Entre Mélenchon et l'abstention ça fait 50 % des jeunes. C'est qu'il y a un vrai esprit de changement,
de voir la vie autrement... mais ce mouvement là vu qu'il propose pas de solutions concrètes à part la défiance et le combat,
eh ben les gens ils peuvent pas être amenés à avoir confiance en ce mouvement parce que tu les inspires en rien. Tu les inspires
dans le combat mais le combat pour qui, pour quoi derrière en fait ?
Difficile à dire. La seule chose qu'on puisse affirmer avec certitude, c'est que nous existons.
Lui à Nantes, moi à Paris, nous nous sommes cognés contre la même réalité.

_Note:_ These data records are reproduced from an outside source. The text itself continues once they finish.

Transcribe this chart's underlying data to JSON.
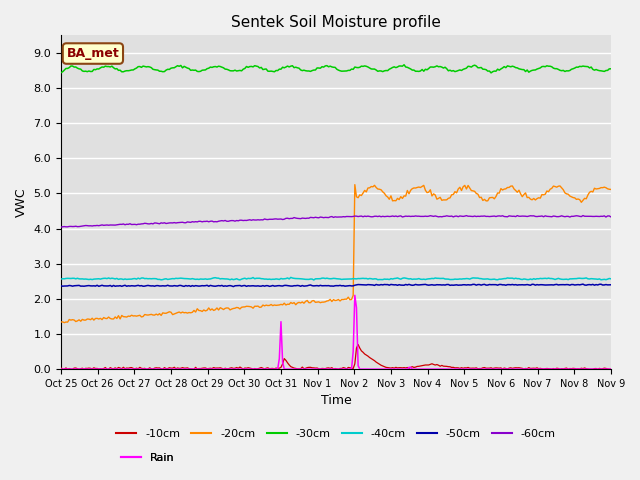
{
  "title": "Sentek Soil Moisture profile",
  "xlabel": "Time",
  "ylabel": "VWC",
  "ylim": [
    0.0,
    9.5
  ],
  "yticks": [
    0.0,
    1.0,
    2.0,
    3.0,
    4.0,
    5.0,
    6.0,
    7.0,
    8.0,
    9.0
  ],
  "xlim": [
    0,
    15
  ],
  "colors": {
    "-10cm": "#cc0000",
    "-20cm": "#ff8800",
    "-30cm": "#00cc00",
    "-40cm": "#00cccc",
    "-50cm": "#0000aa",
    "-60cm": "#8800cc",
    "Rain": "#ff00ff"
  },
  "legend_label": "BA_met",
  "n_points": 336,
  "tick_labels": [
    "Oct 25",
    "Oct 26",
    "Oct 27",
    "Oct 28",
    "Oct 29",
    "Oct 30",
    "Oct 31",
    "Nov 1",
    "Nov 2",
    "Nov 3",
    "Nov 4",
    "Nov 5",
    "Nov 6",
    "Nov 7",
    "Nov 8",
    "Nov 9"
  ],
  "bg_color": "#e0e0e0",
  "fig_bg": "#f0f0f0"
}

Aujourd'hui nous nous retrouvons, par hasard,
dans la même voiture, et nous nous retrouvons. Il y a quelque chose d'exaltant dans cette rencontre. Comme une envie de
s'appeler "camarade". Rien ne nous lie, à part cet habitacle, une vague tranche d'âge et le fait que nous avons manifesté,
tous les deux, lors du printemps 2016. Et ça suffit à insuffler une chaleur presque familiale à l'échange.

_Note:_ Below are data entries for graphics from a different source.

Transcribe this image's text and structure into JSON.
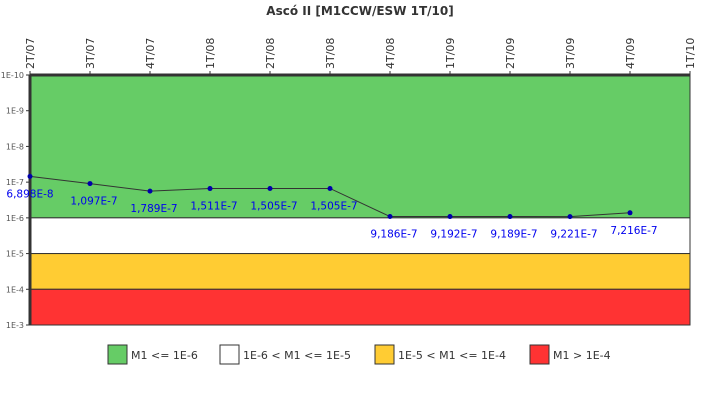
{
  "chart_data": {
    "type": "line",
    "title": "Ascó II [M1CCW/ESW 1T/10]",
    "x_categories": [
      "2T/07",
      "3T/07",
      "4T/07",
      "1T/08",
      "2T/08",
      "3T/08",
      "4T/08",
      "1T/09",
      "2T/09",
      "3T/09",
      "4T/09",
      "1T/10"
    ],
    "y_scale": "log",
    "y_inverted": true,
    "ylim": [
      1e-10,
      0.001
    ],
    "y_ticks": [
      "1E-10",
      "1E-9",
      "1E-8",
      "1E-7",
      "1E-6",
      "1E-5",
      "1E-4",
      "1E-3"
    ],
    "series": [
      {
        "x": [
          "2T/07",
          "3T/07",
          "4T/07",
          "1T/08",
          "2T/08",
          "3T/08",
          "4T/08",
          "1T/09",
          "2T/09",
          "3T/09",
          "4T/09"
        ],
        "values": [
          6.898e-08,
          1.097e-07,
          1.789e-07,
          1.511e-07,
          1.505e-07,
          1.505e-07,
          9.186e-07,
          9.192e-07,
          9.189e-07,
          9.221e-07,
          7.216e-07
        ],
        "labels": [
          "6,898E-8",
          "1,097E-7",
          "1,789E-7",
          "1,511E-7",
          "1,505E-7",
          "1,505E-7",
          "9,186E-7",
          "9,192E-7",
          "9,189E-7",
          "9,221E-7",
          "7,216E-7"
        ],
        "color": "#0000aa"
      }
    ],
    "bands": [
      {
        "label": "M1 <= 1E-6",
        "from": 1e-10,
        "to": 1e-06,
        "color": "#66cc66"
      },
      {
        "label": "1E-6 < M1 <= 1E-5",
        "from": 1e-06,
        "to": 1e-05,
        "color": "#ffffff"
      },
      {
        "label": "1E-5 < M1 <= 1E-4",
        "from": 1e-05,
        "to": 0.0001,
        "color": "#ffcc33"
      },
      {
        "label": "M1 > 1E-4",
        "from": 0.0001,
        "to": 0.001,
        "color": "#ff3333"
      }
    ],
    "legend_position": "bottom",
    "grid": false
  }
}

Tu peux pas niquer toutes les banques, tout abattre en France, dans un monde mondialisé sans que ça ait
des répercussions ailleurs... Est-ce qu'on va pas se faire plus niquer parce que tellement on sera faibles au moment où on nique tout
qu'en fait... C'est super compliqué hein mais... c'est con mais c'est un échange dans une voiture je sais pas quelles répercussions ça aura
plus tard mais au moins on en parle. On en est là. J'ai l'impression.
Ensemble, nous nous cognons à une autre réalité, mécanique celle-ci. Subitement, la musique s'arrête, le bruit du moteur
s'estompe, et notre voiture se transforme en une grosse boîte de métal sur roues. Sans batterie, il se retrouve dans l'impossibilité
d'allumer un clignotant ou des feux de détresse. Par deux fois, le moteur de la vieille Twingo décide de nous faire faux bond, et
Matthieu est contraint de se jeter sur un très bas-côté.
Nous nous crispons ensemble en accusant la panne. Et quand la voiture repart, une fois le faux contact réglé
sur la cosse de la batterie, nous nous détendons ensemble en faisant des reproches au " Mouvement ". Je ris : " Pauvre mouvement ! "
Non mais j'ai, enfin tu vois ça m'anime un peu, n'empêche que c'est une force génératrice
d'espoir donc forcément... En tout cas moi j'ai rien décidé dans ce mouvement, j'y ai juste participé mais voilà, ça me ressemble
parce que je sens que c'est notre génération qui a fait les choses donc ça me parle.
Quelque part à Maisons-Alfort, au Sud-Est de Paris, nous nous disons au revoir.